I would like to connect a new chandelier to the ceiling of my bedroom. The ceiling box has two cables:
- black, white, ground - none of these is hot
- black, white, red, ground - black on this cable is hot (120 V to ground)
The hot on cable 2 is not controlled from any wall switch (it seems as if it used to have a ceiling fan/light before). It is hot all the time; each switch checked in the house-none controls the power on this hot cable in the ceiling box.
OK, now there is also a wall switch in the same room that seem to be dead. It has three cables (each has black, white, and ground) and none of them is powered.
- black, white, ground - none of these is hot (entering the switch box from the above)
- black, white, ground - none of these is hot (entering the switch box from the above)
- black, white, ground - none of these is hot (entering the switch box from the below)
Cable 3 in the wall switch seems to be the same as cable 1 in the ceiling box (checked the resistance - 0.5 ohm on 1 and 3 probed, and 0.5 ohm when white on 1 and 3 probed)

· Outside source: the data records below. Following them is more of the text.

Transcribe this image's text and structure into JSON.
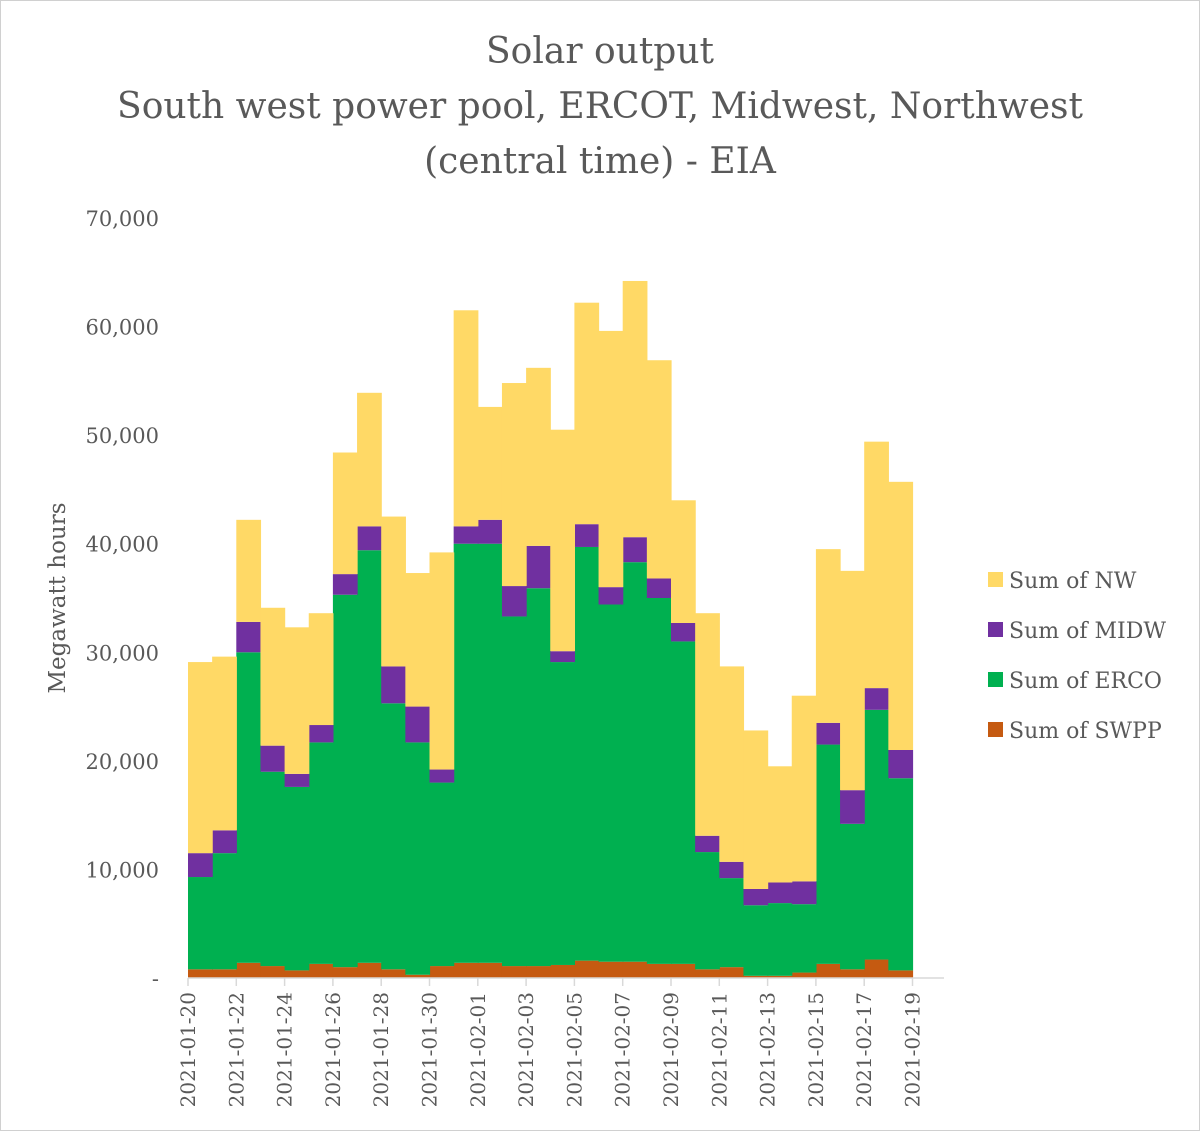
{
  "chart_data": {
    "type": "bar",
    "stacked": true,
    "title_lines": [
      "Solar output",
      "South west power pool, ERCOT, Midwest, Northwest",
      "(central time) - EIA"
    ],
    "ylabel": "Megawatt hours",
    "xlabel": "",
    "ylim": [
      0,
      70000
    ],
    "yticks": [
      0,
      10000,
      20000,
      30000,
      40000,
      50000,
      60000,
      70000
    ],
    "ytick_labels": [
      "-",
      "10,000",
      "20,000",
      "30,000",
      "40,000",
      "50,000",
      "60,000",
      "70,000"
    ],
    "tick_labels": [
      "2021-01-20",
      "2021-01-22",
      "2021-01-24",
      "2021-01-26",
      "2021-01-28",
      "2021-01-30",
      "2021-02-01",
      "2021-02-03",
      "2021-02-05",
      "2021-02-07",
      "2021-02-09",
      "2021-02-11",
      "2021-02-13",
      "2021-02-15",
      "2021-02-17",
      "2021-02-19"
    ],
    "categories": [
      "2021-01-20",
      "2021-01-21",
      "2021-01-22",
      "2021-01-23",
      "2021-01-24",
      "2021-01-25",
      "2021-01-26",
      "2021-01-27",
      "2021-01-28",
      "2021-01-29",
      "2021-01-30",
      "2021-01-31",
      "2021-02-01",
      "2021-02-02",
      "2021-02-03",
      "2021-02-04",
      "2021-02-05",
      "2021-02-06",
      "2021-02-07",
      "2021-02-08",
      "2021-02-09",
      "2021-02-10",
      "2021-02-11",
      "2021-02-12",
      "2021-02-13",
      "2021-02-14",
      "2021-02-15",
      "2021-02-16",
      "2021-02-17",
      "2021-02-18"
    ],
    "legend_position": "right",
    "series": [
      {
        "name": "Sum of SWPP",
        "color": "#C55A11",
        "values": [
          800,
          800,
          1400,
          1100,
          700,
          1300,
          1000,
          1400,
          800,
          300,
          1100,
          1400,
          1400,
          1100,
          1100,
          1200,
          1600,
          1500,
          1500,
          1300,
          1300,
          800,
          1000,
          200,
          200,
          500,
          1300,
          800,
          1700,
          700
        ]
      },
      {
        "name": "Sum of ERCO",
        "color": "#00B050",
        "values": [
          8500,
          10700,
          28600,
          17900,
          16900,
          20400,
          34300,
          38000,
          24500,
          21400,
          16900,
          38600,
          38600,
          32200,
          34800,
          27900,
          38100,
          32900,
          36800,
          33700,
          29700,
          10800,
          8200,
          6500,
          6700,
          6300,
          20200,
          13400,
          23000,
          17700
        ]
      },
      {
        "name": "Sum of MIDW",
        "color": "#7030A0",
        "values": [
          2200,
          2100,
          2800,
          2400,
          1200,
          1600,
          1900,
          2200,
          3400,
          3300,
          1200,
          1600,
          2200,
          2800,
          3900,
          1000,
          2100,
          1600,
          2300,
          1800,
          1700,
          1500,
          1500,
          1500,
          1900,
          2100,
          2000,
          3100,
          2000,
          2600
        ]
      },
      {
        "name": "Sum of NW",
        "color": "#FFD966",
        "values": [
          17600,
          16000,
          9400,
          12700,
          13500,
          10300,
          11200,
          12300,
          13800,
          12300,
          20000,
          19900,
          10400,
          18700,
          16400,
          20400,
          20400,
          23600,
          23600,
          20100,
          11300,
          20500,
          18000,
          14600,
          10700,
          17100,
          16000,
          20200,
          22700,
          24700
        ]
      }
    ]
  }
}
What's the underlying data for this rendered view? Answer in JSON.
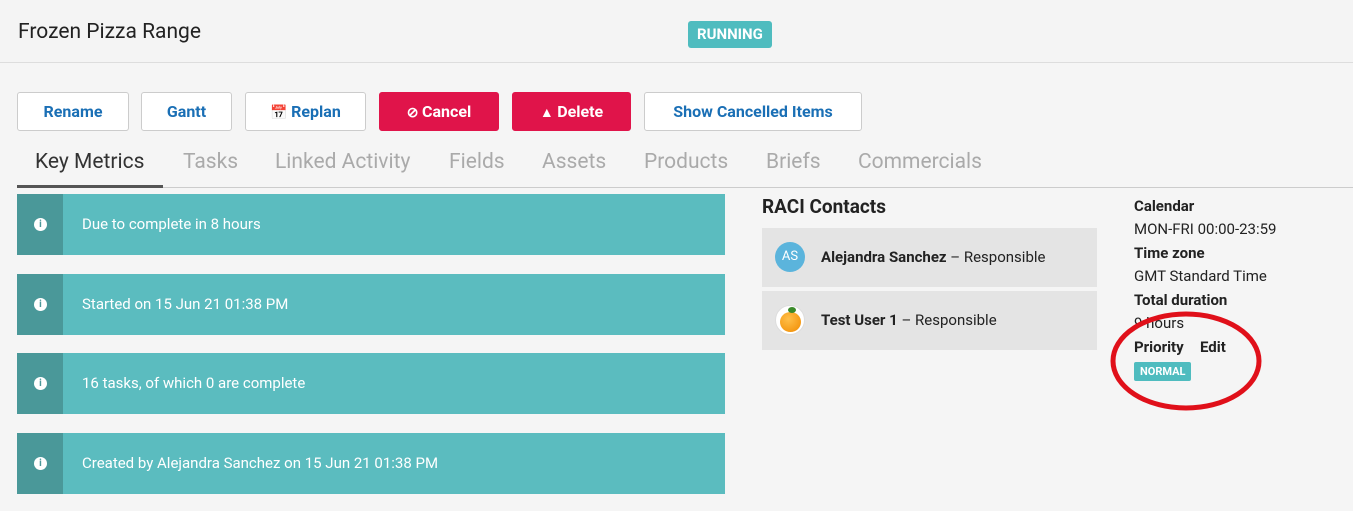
{
  "header": {
    "title": "Frozen Pizza Range",
    "status": "RUNNING"
  },
  "buttons": [
    "Rename",
    "Gantt",
    "Replan",
    "Cancel",
    "Delete",
    "Show Cancelled Items"
  ],
  "tabs": [
    "Key Metrics",
    "Tasks",
    "Linked Activity",
    "Fields",
    "Assets",
    "Products",
    "Briefs",
    "Commercials"
  ],
  "metrics": [
    "Due to complete in 8 hours",
    "Started on 15 Jun 21 01:38 PM",
    "16 tasks, of which 0 are complete",
    "Created by Alejandra Sanchez on 15 Jun 21 01:38 PM"
  ],
  "raci": {
    "title": "RACI Contacts",
    "contacts": [
      {
        "initials": "AS",
        "name": "Alejandra Sanchez",
        "role": "– Responsible"
      },
      {
        "name": "Test User 1",
        "role": "– Responsible"
      }
    ]
  },
  "details": {
    "calendar_label": "Calendar",
    "calendar": "MON-FRI 00:00-23:59",
    "timezone_label": "Time zone",
    "timezone": "GMT Standard Time",
    "duration_label": "Total duration",
    "duration": "9 hours",
    "priority_label": "Priority",
    "edit": "Edit",
    "priority": "NORMAL"
  }
}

I am wondering if I can utilize this dead wall switch to control the ceiling box power (and my new chandelier) without laying out additional cables inside the walls.
For example, I was thinking about using white (neutral) on cable 1 to bring hot to the wall switch (connect hot on cable 2 and white on cable 1) which would bring the hot down to the wall switch through 1-3, connect to the switch, and then bring the hot back to the ceiling box through the same cable 1/3). Then I would use black from 1 and white from 2 to power the chandelier.
Possible or is there any other more "professional" solution?